Now, readers will know that I have banged on about Kirkpatrick more than once before and I will tell them frankly that I have by no means finished with her. But with Summer we have a new and scintillating woodcut. And one that shows exactly what kind of artist I think she was. I cannot say hand on heart that this is a Cornish view but I believe these are Cornish luggers. This isn't a mere decorative work. Just like her view of Mousehole (see The definitive Ethel Kirkpatrick, December 2010) this is a descriptive work capturing the intense and shadowless light of summer as if she were actually there making the woodcut in front of the subject. This would depend on two things: good sketches and a good memory.

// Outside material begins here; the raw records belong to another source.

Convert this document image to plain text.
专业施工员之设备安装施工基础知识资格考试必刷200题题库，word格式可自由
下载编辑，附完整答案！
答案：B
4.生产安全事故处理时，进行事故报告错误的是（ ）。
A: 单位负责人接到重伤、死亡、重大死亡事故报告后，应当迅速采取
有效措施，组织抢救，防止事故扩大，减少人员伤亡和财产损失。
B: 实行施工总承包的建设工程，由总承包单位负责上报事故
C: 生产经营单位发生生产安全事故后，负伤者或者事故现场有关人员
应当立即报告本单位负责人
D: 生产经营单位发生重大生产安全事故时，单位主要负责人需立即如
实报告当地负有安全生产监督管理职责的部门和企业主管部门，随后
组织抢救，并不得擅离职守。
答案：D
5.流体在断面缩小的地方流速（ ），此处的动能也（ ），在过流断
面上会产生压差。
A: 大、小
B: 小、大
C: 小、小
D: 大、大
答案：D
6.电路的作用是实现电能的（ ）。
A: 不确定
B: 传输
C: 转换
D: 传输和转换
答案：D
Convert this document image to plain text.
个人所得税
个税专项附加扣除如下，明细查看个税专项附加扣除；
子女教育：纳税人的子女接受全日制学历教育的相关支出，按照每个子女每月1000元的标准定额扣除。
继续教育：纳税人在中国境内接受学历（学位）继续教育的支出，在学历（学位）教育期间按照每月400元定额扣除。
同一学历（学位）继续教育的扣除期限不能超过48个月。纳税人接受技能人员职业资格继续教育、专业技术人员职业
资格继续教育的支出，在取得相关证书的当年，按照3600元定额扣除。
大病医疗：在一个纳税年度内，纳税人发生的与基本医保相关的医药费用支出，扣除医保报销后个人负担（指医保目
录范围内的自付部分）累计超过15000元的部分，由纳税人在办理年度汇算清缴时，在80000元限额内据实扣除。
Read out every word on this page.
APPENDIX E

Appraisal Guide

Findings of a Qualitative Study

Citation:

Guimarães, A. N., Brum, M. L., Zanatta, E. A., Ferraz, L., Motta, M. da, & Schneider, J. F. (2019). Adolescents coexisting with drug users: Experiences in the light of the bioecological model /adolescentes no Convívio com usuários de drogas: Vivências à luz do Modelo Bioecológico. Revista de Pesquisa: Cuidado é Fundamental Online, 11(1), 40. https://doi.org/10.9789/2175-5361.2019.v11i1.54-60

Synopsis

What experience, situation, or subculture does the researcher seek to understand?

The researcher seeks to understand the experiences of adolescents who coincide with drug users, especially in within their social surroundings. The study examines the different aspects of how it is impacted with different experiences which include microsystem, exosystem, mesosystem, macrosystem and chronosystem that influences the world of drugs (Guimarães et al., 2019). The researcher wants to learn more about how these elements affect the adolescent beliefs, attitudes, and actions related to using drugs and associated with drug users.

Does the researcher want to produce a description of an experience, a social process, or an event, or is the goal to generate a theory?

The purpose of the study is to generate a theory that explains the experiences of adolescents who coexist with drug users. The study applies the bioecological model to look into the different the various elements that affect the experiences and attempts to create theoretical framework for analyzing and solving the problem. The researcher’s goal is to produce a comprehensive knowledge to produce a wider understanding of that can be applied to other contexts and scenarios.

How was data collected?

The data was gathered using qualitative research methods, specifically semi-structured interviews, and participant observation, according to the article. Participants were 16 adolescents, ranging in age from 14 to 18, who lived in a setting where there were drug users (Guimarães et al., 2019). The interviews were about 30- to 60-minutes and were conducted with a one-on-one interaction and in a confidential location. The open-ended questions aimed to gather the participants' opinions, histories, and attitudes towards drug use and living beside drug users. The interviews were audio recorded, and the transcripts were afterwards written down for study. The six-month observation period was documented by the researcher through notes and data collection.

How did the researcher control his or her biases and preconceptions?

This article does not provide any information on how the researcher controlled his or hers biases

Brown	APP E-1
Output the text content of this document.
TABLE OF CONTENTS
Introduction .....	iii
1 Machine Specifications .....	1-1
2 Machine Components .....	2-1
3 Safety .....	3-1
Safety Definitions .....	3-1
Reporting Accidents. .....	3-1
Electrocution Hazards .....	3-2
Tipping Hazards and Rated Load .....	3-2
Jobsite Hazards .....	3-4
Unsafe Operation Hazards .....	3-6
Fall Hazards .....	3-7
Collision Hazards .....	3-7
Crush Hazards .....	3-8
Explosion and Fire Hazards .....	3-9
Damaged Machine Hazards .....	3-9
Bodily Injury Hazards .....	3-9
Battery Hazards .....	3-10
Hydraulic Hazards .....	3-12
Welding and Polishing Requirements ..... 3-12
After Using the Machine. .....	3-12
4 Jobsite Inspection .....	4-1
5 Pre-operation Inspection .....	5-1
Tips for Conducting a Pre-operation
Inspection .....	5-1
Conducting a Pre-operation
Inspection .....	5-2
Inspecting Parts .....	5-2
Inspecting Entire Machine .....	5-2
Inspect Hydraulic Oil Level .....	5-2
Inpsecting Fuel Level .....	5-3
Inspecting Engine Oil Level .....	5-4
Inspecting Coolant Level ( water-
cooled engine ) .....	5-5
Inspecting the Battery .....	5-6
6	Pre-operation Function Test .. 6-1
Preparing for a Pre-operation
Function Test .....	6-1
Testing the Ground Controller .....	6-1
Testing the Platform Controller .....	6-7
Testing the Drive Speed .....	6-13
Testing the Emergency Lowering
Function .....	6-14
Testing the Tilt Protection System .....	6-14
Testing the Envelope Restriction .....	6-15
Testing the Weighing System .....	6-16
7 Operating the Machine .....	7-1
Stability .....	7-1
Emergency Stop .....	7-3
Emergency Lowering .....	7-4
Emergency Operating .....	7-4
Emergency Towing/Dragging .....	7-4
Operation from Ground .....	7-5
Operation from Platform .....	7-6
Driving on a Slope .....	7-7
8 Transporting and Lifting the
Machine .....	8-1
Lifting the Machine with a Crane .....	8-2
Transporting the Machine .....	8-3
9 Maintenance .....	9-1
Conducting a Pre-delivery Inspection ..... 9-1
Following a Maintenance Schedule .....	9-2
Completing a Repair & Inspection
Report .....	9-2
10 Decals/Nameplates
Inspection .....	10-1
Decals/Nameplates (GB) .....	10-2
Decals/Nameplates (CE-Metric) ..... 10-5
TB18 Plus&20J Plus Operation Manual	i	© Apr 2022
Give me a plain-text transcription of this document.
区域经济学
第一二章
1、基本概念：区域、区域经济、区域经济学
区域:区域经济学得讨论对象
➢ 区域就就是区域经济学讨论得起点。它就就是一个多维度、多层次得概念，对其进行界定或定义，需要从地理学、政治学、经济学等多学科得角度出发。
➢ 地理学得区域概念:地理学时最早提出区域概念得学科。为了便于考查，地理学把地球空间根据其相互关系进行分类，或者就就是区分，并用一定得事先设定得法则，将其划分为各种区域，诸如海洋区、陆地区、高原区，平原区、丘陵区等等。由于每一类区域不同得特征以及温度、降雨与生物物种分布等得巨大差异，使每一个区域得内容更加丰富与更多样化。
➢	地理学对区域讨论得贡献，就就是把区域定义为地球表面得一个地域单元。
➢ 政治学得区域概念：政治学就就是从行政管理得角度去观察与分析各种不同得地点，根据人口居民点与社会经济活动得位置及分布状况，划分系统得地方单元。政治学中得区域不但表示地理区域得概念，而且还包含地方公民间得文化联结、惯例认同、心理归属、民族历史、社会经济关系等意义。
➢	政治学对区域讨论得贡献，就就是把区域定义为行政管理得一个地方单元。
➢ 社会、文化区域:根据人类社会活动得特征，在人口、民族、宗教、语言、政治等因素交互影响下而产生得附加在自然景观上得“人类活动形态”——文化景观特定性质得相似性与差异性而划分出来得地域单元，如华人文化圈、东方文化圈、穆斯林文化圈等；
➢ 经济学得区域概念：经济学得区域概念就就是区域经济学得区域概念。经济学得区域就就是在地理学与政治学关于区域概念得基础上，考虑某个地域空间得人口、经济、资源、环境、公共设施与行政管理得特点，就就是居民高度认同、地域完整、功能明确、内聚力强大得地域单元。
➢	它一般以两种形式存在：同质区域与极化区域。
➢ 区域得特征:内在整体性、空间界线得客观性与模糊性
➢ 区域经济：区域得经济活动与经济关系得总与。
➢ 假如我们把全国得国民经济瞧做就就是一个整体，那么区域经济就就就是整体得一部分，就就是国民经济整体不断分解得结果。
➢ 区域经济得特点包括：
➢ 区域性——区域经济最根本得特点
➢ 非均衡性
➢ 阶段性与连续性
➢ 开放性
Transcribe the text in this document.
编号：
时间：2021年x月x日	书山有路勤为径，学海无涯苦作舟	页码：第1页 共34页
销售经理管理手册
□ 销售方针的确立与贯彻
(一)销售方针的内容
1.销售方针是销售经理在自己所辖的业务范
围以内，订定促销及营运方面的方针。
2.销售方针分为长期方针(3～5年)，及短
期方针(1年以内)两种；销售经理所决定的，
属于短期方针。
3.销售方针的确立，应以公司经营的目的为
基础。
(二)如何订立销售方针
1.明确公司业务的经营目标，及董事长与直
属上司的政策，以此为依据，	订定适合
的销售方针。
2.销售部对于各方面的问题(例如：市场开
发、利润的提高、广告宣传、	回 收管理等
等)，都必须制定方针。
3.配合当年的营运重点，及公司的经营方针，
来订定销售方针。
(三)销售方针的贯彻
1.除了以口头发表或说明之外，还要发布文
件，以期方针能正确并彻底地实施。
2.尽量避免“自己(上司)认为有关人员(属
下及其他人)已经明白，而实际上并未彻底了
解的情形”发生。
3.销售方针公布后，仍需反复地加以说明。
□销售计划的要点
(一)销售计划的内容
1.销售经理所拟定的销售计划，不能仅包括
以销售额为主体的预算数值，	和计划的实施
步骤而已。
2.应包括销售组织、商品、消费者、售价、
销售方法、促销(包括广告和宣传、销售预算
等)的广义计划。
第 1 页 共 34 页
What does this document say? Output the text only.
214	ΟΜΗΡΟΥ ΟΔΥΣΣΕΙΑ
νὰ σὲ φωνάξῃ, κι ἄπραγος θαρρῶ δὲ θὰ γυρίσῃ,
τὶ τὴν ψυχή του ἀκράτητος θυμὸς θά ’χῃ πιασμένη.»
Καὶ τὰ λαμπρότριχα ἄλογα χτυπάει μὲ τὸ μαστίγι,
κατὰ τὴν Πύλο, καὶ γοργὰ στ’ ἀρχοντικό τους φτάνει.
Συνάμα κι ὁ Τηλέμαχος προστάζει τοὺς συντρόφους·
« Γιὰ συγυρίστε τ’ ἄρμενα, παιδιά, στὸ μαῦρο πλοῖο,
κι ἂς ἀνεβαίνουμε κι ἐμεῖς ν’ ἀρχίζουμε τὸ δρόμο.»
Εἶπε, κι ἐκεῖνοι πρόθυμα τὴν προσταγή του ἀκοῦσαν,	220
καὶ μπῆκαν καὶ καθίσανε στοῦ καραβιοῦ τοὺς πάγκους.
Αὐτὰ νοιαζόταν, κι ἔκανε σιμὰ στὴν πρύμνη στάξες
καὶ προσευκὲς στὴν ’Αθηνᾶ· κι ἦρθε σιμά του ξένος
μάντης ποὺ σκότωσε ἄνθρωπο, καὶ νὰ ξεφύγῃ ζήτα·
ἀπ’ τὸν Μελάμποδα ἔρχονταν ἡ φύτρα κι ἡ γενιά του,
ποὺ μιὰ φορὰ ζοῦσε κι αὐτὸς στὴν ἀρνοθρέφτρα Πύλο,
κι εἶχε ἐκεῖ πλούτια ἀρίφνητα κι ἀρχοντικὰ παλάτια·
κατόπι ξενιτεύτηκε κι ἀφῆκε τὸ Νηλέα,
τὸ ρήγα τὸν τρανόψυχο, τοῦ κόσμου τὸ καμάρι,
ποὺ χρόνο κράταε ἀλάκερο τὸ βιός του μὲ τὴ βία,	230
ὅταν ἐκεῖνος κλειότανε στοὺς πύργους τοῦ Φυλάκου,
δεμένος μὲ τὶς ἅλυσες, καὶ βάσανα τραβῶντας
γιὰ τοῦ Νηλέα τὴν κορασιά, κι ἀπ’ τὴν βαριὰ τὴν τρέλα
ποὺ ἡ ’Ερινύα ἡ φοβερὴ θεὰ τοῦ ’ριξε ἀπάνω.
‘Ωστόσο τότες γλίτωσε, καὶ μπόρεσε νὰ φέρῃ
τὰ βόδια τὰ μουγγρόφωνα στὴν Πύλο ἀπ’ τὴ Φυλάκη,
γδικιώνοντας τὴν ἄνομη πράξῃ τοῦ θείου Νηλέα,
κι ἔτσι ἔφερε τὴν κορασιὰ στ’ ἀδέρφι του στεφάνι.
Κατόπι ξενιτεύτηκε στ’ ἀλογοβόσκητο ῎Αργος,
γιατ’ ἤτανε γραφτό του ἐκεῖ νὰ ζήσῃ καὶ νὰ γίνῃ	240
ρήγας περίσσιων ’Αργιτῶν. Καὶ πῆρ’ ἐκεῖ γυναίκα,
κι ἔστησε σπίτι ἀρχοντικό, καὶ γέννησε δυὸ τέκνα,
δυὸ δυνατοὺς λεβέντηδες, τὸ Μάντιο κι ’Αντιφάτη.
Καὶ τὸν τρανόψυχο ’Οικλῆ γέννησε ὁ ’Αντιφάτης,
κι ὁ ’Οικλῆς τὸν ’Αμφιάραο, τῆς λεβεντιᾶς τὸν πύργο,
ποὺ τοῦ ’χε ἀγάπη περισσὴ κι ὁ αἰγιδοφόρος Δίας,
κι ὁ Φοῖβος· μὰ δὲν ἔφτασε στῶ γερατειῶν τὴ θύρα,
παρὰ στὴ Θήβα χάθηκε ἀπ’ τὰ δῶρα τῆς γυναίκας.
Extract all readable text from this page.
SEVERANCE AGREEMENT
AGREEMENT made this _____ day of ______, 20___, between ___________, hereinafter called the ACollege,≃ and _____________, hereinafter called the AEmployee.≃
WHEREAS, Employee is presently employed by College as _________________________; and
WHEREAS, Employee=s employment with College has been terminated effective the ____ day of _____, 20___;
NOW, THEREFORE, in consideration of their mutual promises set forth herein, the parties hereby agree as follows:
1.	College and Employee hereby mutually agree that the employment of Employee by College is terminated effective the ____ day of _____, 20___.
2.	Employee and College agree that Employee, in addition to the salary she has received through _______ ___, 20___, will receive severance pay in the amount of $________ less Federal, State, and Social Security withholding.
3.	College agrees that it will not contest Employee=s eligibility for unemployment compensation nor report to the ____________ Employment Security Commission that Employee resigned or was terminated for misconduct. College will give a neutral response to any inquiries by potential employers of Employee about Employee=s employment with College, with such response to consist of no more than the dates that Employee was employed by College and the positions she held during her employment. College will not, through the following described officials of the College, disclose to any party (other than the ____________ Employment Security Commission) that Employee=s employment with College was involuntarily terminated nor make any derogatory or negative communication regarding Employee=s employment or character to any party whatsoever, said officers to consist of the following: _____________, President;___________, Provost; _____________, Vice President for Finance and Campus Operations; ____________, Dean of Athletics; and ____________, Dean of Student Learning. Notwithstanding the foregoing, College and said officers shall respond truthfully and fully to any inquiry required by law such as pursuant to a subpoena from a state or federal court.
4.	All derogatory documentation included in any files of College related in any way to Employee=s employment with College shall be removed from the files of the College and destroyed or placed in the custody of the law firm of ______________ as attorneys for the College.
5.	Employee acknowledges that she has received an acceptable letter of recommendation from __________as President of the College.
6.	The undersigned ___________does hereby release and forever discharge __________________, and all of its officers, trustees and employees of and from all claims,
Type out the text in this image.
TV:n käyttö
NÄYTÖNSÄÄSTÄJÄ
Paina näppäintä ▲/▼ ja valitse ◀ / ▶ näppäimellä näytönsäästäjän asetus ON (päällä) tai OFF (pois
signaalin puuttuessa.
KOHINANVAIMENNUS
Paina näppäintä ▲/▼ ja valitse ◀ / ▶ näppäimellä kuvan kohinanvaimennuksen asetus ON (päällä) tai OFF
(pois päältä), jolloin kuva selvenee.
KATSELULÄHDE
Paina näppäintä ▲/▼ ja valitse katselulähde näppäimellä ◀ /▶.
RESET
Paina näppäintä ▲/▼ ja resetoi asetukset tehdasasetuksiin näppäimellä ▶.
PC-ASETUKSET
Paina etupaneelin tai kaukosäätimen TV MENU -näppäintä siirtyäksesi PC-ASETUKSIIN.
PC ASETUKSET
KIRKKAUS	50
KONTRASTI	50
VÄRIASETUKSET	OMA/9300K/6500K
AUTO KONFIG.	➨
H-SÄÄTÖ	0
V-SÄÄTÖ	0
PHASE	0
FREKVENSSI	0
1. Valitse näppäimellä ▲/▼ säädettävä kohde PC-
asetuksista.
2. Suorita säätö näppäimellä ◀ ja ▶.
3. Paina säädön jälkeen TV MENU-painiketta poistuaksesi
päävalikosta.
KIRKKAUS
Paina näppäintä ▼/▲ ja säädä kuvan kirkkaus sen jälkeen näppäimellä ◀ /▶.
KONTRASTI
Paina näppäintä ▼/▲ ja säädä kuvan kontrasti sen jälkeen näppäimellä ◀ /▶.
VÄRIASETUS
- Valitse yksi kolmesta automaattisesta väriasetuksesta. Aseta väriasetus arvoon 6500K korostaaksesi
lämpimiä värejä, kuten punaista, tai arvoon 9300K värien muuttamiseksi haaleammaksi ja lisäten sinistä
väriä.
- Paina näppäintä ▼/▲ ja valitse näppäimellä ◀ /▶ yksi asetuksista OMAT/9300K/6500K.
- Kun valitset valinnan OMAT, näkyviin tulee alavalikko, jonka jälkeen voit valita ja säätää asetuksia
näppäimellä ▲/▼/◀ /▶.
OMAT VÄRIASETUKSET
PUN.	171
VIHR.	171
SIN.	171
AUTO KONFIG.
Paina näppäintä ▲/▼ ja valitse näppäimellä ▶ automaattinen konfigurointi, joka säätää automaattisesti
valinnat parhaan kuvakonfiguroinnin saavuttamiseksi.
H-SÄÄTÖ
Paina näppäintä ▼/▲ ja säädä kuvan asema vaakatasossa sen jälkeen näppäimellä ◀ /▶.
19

Less of a success but no less interesting is this woodcut of the jetty at Lamorna Cove. Lamorna is some miles west of Mousehole (and was a well-known hang-out of the painter Samuel Lamorna Birch). Now this we can date to 1916 because it was the print Frank Morley Fletcher (1866 - 1950) used as an exemplar in the first edition of Woodblock Printing. A contemporary of Lee and Kirkpatrick, we know Fletcher took the lead in his interpretation of Japanese woodblock and that both the other two artists must have followed his example - Lee, as I've said, occasionally, Kirkpatrick with a passion. But it's the Cornish connection that is so striking and unexpected. I don't think he ever did any other work down there and so far as I know there is no documentation of an FMF trip to Cornwall. By 1916 he was working in Edinburgh, a very long was from Lamorna in those days. But I assume this small print does reflect his own brush with plein air.
We are always on firmer ground with the artists of the 1920s and John Platt is no exception. By 1921, when he made The jetty, Sennen Cove, he was head of applied art at Edinburgh College of Art while Morley Fletcher was principal. I think this firms up the Cornish connection and, as it happens, Sennen is another few miles along the coast from Lamorna. He also produced 'The Irish Lady', Land's End (below) in 1922 and Mullion Cove on the Lizard peninsula. He also made a print Brixham Town, in Devon as it happens but it looks more like St Tropez, and was still painting in Cornwall during the second war though plein air was definitely out the window by then. Platt moved from job to job as principal of colleges of art, often part time so he could print and paint. Meticulous and with great craftsmanship, I think I'd still rather have something a bit smudged.
With this 1927 linocut Mousehole in Cornwall by Ernest Watson (1889 - 1964) we are quite some way from the Colwell approach and utterly remote from Kirkpatrick. Like Colwell, he was an American but came to Cornwall in the 1920s when the impetus had gone out landscape painting. Lee and Kirkpatrick had also moved on from Cornwall and began to make visits to the artists colony at Walberswick in Suffolk (alot handier for London) and where Lee also made one of his rare colour woodcuts. The dullness of Watson's surface only goes to show how the earliest printmakers working in Cornwall really were using their imaginations and expressing something of what they saw. (And if anyone is at all skeptical about the Kirkpatrick/Cornwall connection, please compare the luggers in Ronald Lampitt's 1936 poster for the Great Western and in Platt's view of Sennen Cove with the fishing boats in Summer!)